While I was unable to get a full list of compatible frames, I did learn there is at least one bike that was actually designed to run the Snow Shoe 2XL tires: the FatLab Hoggar. The Hoggar is a titanium bike designed around a 197mm rear hub, and despite being able to clear 5.05-inch wide tires, it offers a 200mm Q-factor, slightly less than the 210mm Q-factor seen on other 5-inch fat bike builds.

Will the Snow Shoe 2XL tires fit other fat bikes? Probably, though we haven’t been able to confirm which ones. If you’ve fit these tires on your fat bike, let us know about it in the comments!

Was there really a need for 5+ inch fat bike tires?

As my 7-year-old daughter likes to say, you don’t NEED a mountain bike to live, you just want one. I suppose that can be debated, but the impetus behind this particular tire was to offer an even wider contact patch and more floatation than existing fat bike tires on the market offer. Check this out: Vee Tire Co. claims this 5.05-inch tire holds nearly 50% more air volume than a similar 4.8-inch fat bike tire!
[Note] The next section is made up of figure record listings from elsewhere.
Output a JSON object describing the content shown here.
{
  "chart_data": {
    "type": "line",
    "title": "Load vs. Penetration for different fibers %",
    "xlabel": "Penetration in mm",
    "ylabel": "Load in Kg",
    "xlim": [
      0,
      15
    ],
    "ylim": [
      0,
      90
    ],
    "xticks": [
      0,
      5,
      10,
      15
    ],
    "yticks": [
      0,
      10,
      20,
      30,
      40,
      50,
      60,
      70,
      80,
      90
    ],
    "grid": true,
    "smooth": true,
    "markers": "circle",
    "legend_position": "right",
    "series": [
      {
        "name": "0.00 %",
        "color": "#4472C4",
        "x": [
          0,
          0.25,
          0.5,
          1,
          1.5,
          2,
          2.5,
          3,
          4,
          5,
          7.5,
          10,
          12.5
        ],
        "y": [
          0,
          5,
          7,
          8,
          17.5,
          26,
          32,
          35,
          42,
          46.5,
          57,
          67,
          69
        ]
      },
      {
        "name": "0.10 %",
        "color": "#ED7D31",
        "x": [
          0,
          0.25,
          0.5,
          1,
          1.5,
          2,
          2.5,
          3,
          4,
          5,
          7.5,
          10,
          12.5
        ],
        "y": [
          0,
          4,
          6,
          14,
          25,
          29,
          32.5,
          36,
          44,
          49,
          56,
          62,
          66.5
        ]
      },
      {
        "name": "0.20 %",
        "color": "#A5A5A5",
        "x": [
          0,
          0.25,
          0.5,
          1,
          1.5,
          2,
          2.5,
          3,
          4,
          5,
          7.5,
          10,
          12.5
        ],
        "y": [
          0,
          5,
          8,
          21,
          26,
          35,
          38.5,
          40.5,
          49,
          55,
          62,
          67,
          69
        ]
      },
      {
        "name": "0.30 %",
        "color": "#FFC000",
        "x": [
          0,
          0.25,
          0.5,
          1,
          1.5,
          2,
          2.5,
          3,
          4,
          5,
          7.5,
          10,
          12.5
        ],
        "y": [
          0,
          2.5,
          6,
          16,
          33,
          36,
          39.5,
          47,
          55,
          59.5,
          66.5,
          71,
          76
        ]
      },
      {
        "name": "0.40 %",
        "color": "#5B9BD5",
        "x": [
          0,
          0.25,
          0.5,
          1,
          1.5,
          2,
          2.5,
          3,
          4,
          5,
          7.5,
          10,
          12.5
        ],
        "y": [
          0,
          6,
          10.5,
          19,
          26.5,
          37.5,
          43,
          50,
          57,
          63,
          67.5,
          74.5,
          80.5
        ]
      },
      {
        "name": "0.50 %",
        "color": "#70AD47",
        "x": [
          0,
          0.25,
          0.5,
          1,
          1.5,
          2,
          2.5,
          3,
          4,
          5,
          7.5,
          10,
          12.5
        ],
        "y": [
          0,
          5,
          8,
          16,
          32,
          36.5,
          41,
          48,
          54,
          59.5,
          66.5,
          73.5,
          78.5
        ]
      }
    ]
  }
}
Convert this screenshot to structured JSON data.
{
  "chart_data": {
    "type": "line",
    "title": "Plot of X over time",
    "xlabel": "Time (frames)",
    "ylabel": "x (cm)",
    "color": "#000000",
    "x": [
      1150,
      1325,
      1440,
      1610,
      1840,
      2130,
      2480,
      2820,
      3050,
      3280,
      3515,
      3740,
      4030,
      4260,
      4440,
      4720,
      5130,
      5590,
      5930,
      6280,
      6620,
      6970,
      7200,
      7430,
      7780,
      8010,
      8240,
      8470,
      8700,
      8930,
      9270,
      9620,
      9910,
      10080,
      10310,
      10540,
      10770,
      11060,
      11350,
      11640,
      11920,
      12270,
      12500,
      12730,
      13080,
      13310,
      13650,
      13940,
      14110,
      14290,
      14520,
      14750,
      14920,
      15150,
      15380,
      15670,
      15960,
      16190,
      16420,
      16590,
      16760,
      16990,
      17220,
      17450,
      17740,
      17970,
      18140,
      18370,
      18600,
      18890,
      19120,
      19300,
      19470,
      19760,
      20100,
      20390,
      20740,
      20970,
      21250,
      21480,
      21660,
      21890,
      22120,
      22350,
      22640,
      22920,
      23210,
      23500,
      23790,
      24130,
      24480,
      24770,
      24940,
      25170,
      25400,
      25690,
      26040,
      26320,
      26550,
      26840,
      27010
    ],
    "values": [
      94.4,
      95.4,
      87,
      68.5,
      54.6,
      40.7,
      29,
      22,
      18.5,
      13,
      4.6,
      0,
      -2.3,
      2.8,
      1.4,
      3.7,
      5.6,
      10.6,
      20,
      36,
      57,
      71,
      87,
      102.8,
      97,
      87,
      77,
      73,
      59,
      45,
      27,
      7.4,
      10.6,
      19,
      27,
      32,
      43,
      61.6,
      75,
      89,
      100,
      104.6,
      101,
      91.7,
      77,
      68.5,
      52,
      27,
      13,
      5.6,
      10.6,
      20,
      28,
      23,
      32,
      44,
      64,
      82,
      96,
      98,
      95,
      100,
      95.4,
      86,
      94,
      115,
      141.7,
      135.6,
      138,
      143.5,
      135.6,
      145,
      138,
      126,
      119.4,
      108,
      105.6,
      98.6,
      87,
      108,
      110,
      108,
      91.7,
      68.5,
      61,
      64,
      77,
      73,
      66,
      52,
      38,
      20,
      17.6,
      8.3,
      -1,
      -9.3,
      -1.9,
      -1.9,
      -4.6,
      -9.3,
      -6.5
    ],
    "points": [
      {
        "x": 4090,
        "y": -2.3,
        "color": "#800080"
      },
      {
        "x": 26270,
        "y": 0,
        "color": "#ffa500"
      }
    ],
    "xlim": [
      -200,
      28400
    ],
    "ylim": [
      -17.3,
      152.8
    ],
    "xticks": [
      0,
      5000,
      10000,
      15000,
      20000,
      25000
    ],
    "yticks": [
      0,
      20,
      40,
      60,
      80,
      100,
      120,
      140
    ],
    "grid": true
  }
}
That’s a lot of extra flotation, and it also opens up the possibility for running even lower tire pressures.


One of the folks I heard from at FatLab said the contact patch on the 5.05-inch Snow Shoe 2XL is 132mm wide, which is about 12% wider than the 118mm contact patch they found was produced by a 4.8-inch tire. Twelve percent might not seem like a lot, but it’s actually a big gain considering a 5.05-inch tire is only 5% wider than a 4.8-inch tire.
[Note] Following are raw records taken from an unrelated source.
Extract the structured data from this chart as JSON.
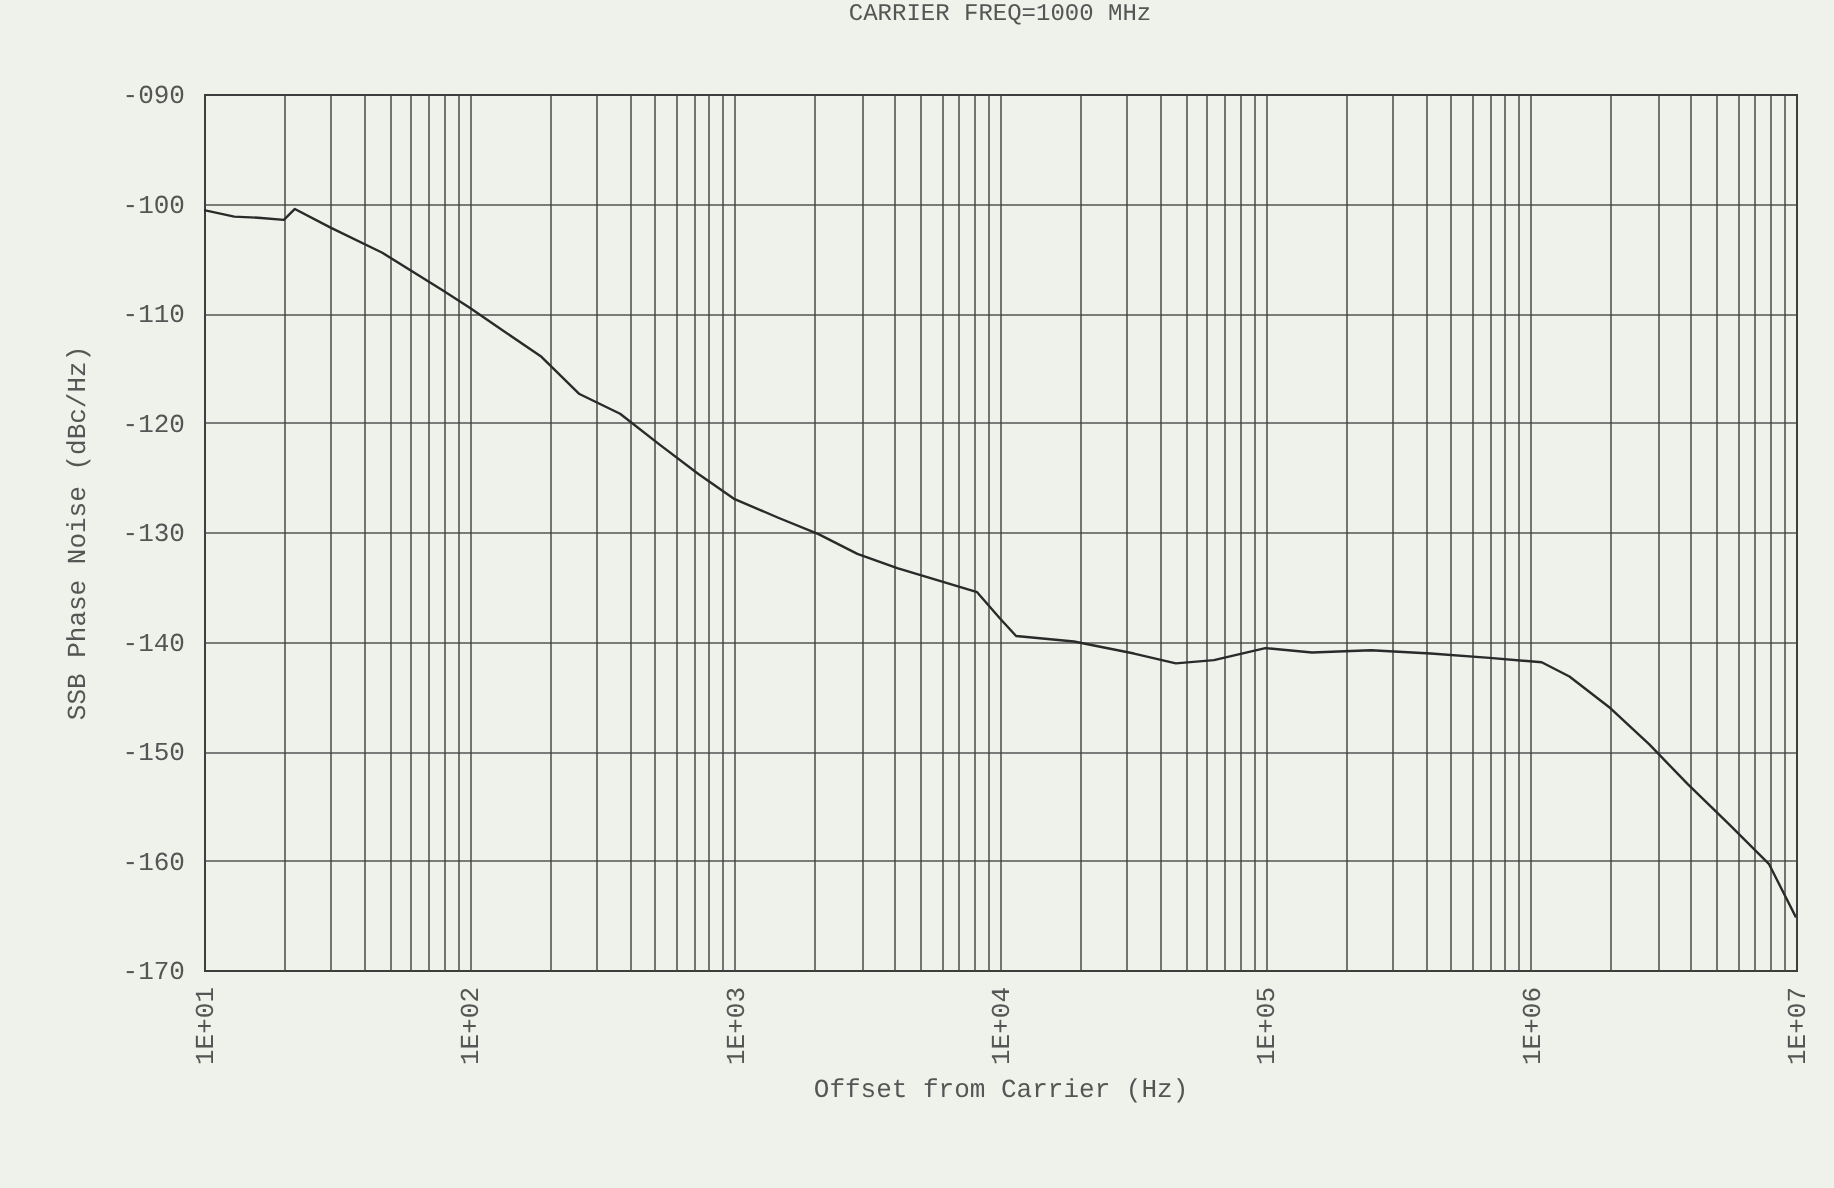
{
  "chart_data": {
    "type": "line",
    "title": "CARRIER FREQ=1000 MHz",
    "xlabel": "Offset from Carrier (Hz)",
    "ylabel": "SSB Phase Noise (dBc/Hz)",
    "log": "x",
    "grid": true,
    "legend": false,
    "marker": "none",
    "line_style": "solid",
    "xlim": [
      10,
      10000000
    ],
    "ylim": [
      -170,
      -90
    ],
    "xticks": [
      {
        "value": 10,
        "label": "1E+01"
      },
      {
        "value": 20,
        "label": null
      },
      {
        "value": 30,
        "label": null
      },
      {
        "value": 40,
        "label": null
      },
      {
        "value": 50,
        "label": null
      },
      {
        "value": 60,
        "label": null
      },
      {
        "value": 70,
        "label": null
      },
      {
        "value": 80,
        "label": null
      },
      {
        "value": 90,
        "label": null
      },
      {
        "value": 100,
        "label": "1E+02"
      },
      {
        "value": 200,
        "label": null
      },
      {
        "value": 300,
        "label": null
      },
      {
        "value": 400,
        "label": null
      },
      {
        "value": 500,
        "label": null
      },
      {
        "value": 600,
        "label": null
      },
      {
        "value": 700,
        "label": null
      },
      {
        "value": 800,
        "label": null
      },
      {
        "value": 900,
        "label": null
      },
      {
        "value": 1000,
        "label": "1E+03"
      },
      {
        "value": 2000,
        "label": null
      },
      {
        "value": 3000,
        "label": null
      },
      {
        "value": 4000,
        "label": null
      },
      {
        "value": 5000,
        "label": null
      },
      {
        "value": 6000,
        "label": null
      },
      {
        "value": 7000,
        "label": null
      },
      {
        "value": 8000,
        "label": null
      },
      {
        "value": 9000,
        "label": null
      },
      {
        "value": 10000,
        "label": "1E+04"
      },
      {
        "value": 20000,
        "label": null
      },
      {
        "value": 30000,
        "label": null
      },
      {
        "value": 40000,
        "label": null
      },
      {
        "value": 50000,
        "label": null
      },
      {
        "value": 60000,
        "label": null
      },
      {
        "value": 70000,
        "label": null
      },
      {
        "value": 80000,
        "label": null
      },
      {
        "value": 90000,
        "label": null
      },
      {
        "value": 100000,
        "label": "1E+05"
      },
      {
        "value": 200000,
        "label": null
      },
      {
        "value": 300000,
        "label": null
      },
      {
        "value": 400000,
        "label": null
      },
      {
        "value": 500000,
        "label": null
      },
      {
        "value": 600000,
        "label": null
      },
      {
        "value": 700000,
        "label": null
      },
      {
        "value": 800000,
        "label": null
      },
      {
        "value": 900000,
        "label": null
      },
      {
        "value": 1000000,
        "label": "1E+06"
      },
      {
        "value": 2000000,
        "label": null
      },
      {
        "value": 3000000,
        "label": null
      },
      {
        "value": 4000000,
        "label": null
      },
      {
        "value": 5000000,
        "label": null
      },
      {
        "value": 6000000,
        "label": null
      },
      {
        "value": 7000000,
        "label": null
      },
      {
        "value": 8000000,
        "label": null
      },
      {
        "value": 9000000,
        "label": null
      },
      {
        "value": 10000000,
        "label": "1E+07"
      }
    ],
    "yticks": [
      {
        "value": -90,
        "label": "-090"
      },
      {
        "value": -100,
        "label": "-100"
      },
      {
        "value": -110,
        "label": "-110"
      },
      {
        "value": -120,
        "label": "-120"
      },
      {
        "value": -130,
        "label": "-130"
      },
      {
        "value": -140,
        "label": "-140"
      },
      {
        "value": -150,
        "label": "-150"
      },
      {
        "value": -160,
        "label": "-160"
      },
      {
        "value": -170,
        "label": "-170"
      }
    ],
    "series": [
      {
        "color": "#2a2a2a",
        "x": [
          10,
          13,
          16,
          20,
          22,
          30,
          47,
          79,
          100,
          130,
          187,
          260,
          370,
          520,
          730,
          1000,
          1460,
          2070,
          2900,
          4100,
          5800,
          8200,
          10000,
          11500,
          19000,
          32000,
          46000,
          64000,
          100000,
          150000,
          250000,
          420000,
          700000,
          1100000,
          1400000,
          2000000,
          2800000,
          3900000,
          5600000,
          7900000,
          10000000
        ],
        "values": [
          -100.6,
          -101.2,
          -101.3,
          -101.5,
          -100.5,
          -102.2,
          -104.5,
          -107.9,
          -109.5,
          -111.4,
          -114,
          -117.4,
          -119.2,
          -122,
          -124.7,
          -127,
          -128.7,
          -130.2,
          -132,
          -133.3,
          -134.4,
          -135.5,
          -137.9,
          -139.5,
          -140,
          -141.1,
          -142,
          -141.7,
          -140.6,
          -141,
          -140.8,
          -141.1,
          -141.5,
          -141.9,
          -143.2,
          -146.1,
          -149.4,
          -153,
          -156.7,
          -160.3,
          -165.2
        ]
      }
    ]
  }
}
A representative from Vee Tire Co. says, “For the last 1-2 [years] I believed 5.05 is the perfect size and they will become the new standard for fat [bikes].” I asked if the company is considering going even wider and was told they have no current plans to do so.

At 1930g, the Snow Shoe 2XL tires aren’t lightweight by any means; however, they aren’t quite the heaviest we’ve seen either. These tires are currently listed at $170 which is on the expensive end, especially for a non-studded fat bike tire. As a point of comparison, the Snow Shoe XL tires (4.8-inches) start at $115. However, this price disparity could have to do with the niche nature of these tires, making it important to recoup the cost involved in building the molds.

# Comments

  • thub

    The Snowshoe 2 XL makes sense if most of your riding is in fresh snow or consistently soft conditions. It also makes sense if you don’t like changing out tires a lot. The lack of studs makes it questionable though. I ride studded Dillinger 5’s all winter, covers all conditions.

  • arkinet

    For soft and wintery ride, Id take the 5″. But for year-round-ride-whatever, my personal preference is 4″.

  • bikerboy13

    What that a fat suspension fork on that bike.. never see none of those before…

    • Jeff Barber

      Good catch, it does look like the tire fits a Bluto!

  • sissypants

    I ride this as my winter front tire (Fits SE F@R/Fuji Wendigo/BD fb5 fork) studded with KoldKutters. I have to amp up the power to keep pace with my buddies but I can also get out when nobody else can get out. I once ran my 2XL on 102mm rims at 0.5psi and got a tread of 5.2″, and sailed passed a guy with Surly Lou’s on Clownshoes on an uphill with 8 inches of powder. I also can do sand like nothing else–dunes are amazing. Traction is slickrock everywhere with the studs, but 80% of the time I am half-wishing to put a 4-incher up front and will do once the snow melts.